Depuis 2008, il a assisté à presque tous les G7 — et les G8 quand la Russie était du club sélect —, aussi aux G20. Il s’y rend toujours en marchant, quelques centaines de kilomètres chaque fois.

Il jeûne et il prie pendant deux jours.

Il ne parle à personne.

Sauf quand on passe par Jean-Luc, parce que Jean-Luc connait Gisèle qui héberge le moine chez elle. Jean-Luc a parlé à Gisèle qui a parlé au moine, le moine a accepté d’arrêter de prier quelques minutes pour me parler.

Il prie pour la fin du nucléaire.

Toyoshige m’a raconté — il se débrouille en anglais — qu’il a décidé de changer de vie en 1996, il avait 31 ans. C’était au cours d’un voyage en Inde où il séjournait chez des moines, il a décidé de se convertir et de se consacrer à essayer de rendre le monde plus pacifique.

Il est devenu moine deux ans plus tard. «J’ai choisi que mon message de paix soit de combattre le nucléaire. Nous, au Japon, avec Nagasaki et Hiroshima, on sait bien quelles sont les conséquences de ça.»

En 2008, il a assisté au G8 qui se tenait au Japon.

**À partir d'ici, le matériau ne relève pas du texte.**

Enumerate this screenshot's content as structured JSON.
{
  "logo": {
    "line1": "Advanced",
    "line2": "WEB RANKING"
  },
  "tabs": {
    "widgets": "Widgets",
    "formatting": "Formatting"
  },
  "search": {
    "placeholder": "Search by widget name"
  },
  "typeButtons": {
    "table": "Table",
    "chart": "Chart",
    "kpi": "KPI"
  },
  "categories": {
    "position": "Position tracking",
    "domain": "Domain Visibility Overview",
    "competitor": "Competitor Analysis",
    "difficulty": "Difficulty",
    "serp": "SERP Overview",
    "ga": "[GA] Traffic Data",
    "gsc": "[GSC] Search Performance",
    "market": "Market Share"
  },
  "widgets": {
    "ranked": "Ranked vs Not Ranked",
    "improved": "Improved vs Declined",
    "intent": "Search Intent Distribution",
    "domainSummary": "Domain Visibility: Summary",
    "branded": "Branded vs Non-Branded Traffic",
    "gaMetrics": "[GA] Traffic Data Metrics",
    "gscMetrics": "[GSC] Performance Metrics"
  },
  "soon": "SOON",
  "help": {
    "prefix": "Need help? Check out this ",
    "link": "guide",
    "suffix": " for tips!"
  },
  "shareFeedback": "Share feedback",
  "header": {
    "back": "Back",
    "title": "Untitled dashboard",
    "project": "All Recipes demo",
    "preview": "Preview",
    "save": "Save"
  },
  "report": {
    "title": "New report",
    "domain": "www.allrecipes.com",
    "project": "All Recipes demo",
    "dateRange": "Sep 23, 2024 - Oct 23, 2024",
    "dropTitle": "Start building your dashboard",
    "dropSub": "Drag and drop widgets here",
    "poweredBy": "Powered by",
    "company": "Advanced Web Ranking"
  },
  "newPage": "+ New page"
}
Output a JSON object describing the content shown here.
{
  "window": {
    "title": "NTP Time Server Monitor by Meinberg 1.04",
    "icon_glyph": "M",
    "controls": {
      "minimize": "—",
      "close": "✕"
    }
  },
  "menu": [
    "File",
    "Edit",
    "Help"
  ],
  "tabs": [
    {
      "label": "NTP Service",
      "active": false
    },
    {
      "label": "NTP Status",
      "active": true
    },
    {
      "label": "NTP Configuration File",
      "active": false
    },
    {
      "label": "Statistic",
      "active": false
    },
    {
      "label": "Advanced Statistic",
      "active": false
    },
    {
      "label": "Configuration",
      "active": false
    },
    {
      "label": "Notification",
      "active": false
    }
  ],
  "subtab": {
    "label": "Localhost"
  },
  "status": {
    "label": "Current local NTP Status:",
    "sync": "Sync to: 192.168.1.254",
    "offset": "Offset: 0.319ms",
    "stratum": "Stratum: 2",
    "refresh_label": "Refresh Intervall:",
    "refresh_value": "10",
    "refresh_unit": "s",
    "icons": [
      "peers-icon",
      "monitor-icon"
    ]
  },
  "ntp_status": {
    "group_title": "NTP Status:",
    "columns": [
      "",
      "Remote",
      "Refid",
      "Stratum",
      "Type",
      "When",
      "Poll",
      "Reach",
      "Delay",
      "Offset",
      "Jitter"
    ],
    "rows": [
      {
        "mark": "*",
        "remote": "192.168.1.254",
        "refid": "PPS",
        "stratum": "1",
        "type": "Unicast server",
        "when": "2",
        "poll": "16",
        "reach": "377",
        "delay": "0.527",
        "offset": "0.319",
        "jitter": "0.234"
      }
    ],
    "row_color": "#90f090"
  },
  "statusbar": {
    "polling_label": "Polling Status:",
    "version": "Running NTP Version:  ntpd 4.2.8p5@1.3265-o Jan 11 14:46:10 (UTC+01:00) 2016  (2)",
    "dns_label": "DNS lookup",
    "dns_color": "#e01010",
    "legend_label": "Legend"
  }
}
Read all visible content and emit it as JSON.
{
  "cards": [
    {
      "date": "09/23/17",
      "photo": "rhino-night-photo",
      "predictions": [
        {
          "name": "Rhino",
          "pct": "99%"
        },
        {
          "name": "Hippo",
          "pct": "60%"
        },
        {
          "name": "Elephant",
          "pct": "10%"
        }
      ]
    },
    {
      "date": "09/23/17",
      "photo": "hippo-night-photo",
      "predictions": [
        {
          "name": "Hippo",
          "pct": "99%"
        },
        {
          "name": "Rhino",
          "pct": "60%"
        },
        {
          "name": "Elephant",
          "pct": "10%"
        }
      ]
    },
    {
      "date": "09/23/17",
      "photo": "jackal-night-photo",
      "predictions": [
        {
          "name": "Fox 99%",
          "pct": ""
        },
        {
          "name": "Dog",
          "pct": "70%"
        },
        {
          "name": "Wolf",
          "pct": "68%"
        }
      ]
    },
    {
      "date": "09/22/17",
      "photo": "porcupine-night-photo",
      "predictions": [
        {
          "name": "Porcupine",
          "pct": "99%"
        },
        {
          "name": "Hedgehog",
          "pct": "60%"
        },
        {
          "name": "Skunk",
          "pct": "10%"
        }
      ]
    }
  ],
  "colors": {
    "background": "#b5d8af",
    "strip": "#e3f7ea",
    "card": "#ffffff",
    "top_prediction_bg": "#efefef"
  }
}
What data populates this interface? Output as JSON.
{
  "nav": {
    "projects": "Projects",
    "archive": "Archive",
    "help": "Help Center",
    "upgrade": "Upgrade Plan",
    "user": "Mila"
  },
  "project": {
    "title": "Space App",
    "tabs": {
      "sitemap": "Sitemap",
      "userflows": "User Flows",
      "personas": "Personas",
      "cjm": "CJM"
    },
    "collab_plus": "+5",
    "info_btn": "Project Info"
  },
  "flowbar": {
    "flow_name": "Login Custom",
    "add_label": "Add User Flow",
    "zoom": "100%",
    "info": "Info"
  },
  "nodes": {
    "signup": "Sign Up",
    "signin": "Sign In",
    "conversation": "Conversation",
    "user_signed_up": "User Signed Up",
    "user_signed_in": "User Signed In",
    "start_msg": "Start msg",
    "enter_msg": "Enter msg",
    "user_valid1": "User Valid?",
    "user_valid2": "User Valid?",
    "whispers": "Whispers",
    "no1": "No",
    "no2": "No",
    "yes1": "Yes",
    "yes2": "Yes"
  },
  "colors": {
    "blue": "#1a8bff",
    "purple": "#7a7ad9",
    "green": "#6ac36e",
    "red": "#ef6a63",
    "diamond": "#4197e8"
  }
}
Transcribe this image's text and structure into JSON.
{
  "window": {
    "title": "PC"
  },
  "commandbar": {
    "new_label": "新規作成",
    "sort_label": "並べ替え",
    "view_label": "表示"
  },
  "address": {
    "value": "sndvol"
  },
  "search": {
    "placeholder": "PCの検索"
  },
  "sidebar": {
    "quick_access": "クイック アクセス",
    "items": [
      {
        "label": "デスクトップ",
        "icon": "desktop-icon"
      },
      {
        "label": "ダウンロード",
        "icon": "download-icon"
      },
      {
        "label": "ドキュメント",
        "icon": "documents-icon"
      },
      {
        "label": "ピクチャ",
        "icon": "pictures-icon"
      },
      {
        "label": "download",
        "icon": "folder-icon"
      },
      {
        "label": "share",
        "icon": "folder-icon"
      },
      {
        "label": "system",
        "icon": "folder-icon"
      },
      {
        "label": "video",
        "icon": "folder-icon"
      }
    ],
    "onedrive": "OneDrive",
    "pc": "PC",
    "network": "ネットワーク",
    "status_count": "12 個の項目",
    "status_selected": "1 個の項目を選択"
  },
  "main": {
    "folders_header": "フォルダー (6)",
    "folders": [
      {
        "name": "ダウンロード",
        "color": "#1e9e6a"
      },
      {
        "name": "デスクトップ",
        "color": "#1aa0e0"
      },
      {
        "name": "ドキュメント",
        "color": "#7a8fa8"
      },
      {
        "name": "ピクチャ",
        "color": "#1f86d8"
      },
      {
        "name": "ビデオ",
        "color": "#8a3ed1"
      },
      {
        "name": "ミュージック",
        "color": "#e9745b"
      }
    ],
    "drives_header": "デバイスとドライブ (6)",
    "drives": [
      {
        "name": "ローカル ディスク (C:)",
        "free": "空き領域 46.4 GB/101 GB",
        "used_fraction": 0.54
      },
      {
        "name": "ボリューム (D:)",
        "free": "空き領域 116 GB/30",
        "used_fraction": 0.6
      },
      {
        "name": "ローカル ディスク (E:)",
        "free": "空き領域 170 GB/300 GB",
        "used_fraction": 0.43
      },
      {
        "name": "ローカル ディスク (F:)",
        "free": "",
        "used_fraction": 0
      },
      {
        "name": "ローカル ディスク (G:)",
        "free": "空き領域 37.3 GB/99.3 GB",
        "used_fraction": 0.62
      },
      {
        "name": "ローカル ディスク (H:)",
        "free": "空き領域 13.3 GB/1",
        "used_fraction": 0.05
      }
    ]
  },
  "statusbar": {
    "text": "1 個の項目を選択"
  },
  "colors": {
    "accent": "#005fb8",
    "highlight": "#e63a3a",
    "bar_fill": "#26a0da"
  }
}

En 2009, il a remis ça en Italie. Il a été entre autres en Allemagne, en Grande-Bretagne, en Australie, au G8 à Muskoka en 2010. En novembre prochain, il veut être au G20 de Buenos Aires.

Quand il marche, Toyoshige n’a pas un sou, il vit de la générosité des gens qui croisent sa route.

Juste ça, ça donne un peu espoir.

Je lui ai demandé s’il était optimiste pour la suite du monde. Il est inquiet. «Il faut conscientiser les gens. Il y a plein de choses qui se passent, il y a le retrait des États-Unis de l’accord sur le nucléaire iranien. Il y a neuf pays qui ont l’arme nucléaire. Il en faut moins, pas plus.»

Quand il se pose dans une ville, il va rendre visite au maire pour lui demander de joindre le mouvement des «maires pour la paix», fondé en 1982 par les maires d’Hiroshima et de Nagasaki. Il a remis une lettre le 15 février à Valérie Plante à Montréal, à Michel Couturier à La Malbaie.

Et Régis Labeaume? Il n’a pas eu le temps de s’arrêter à Québec.

Je lui ai promis de faire le message.

Nous avons jasé une quinzaine de minutes, je lui ai dit merci, il a recommencé à tambouriner.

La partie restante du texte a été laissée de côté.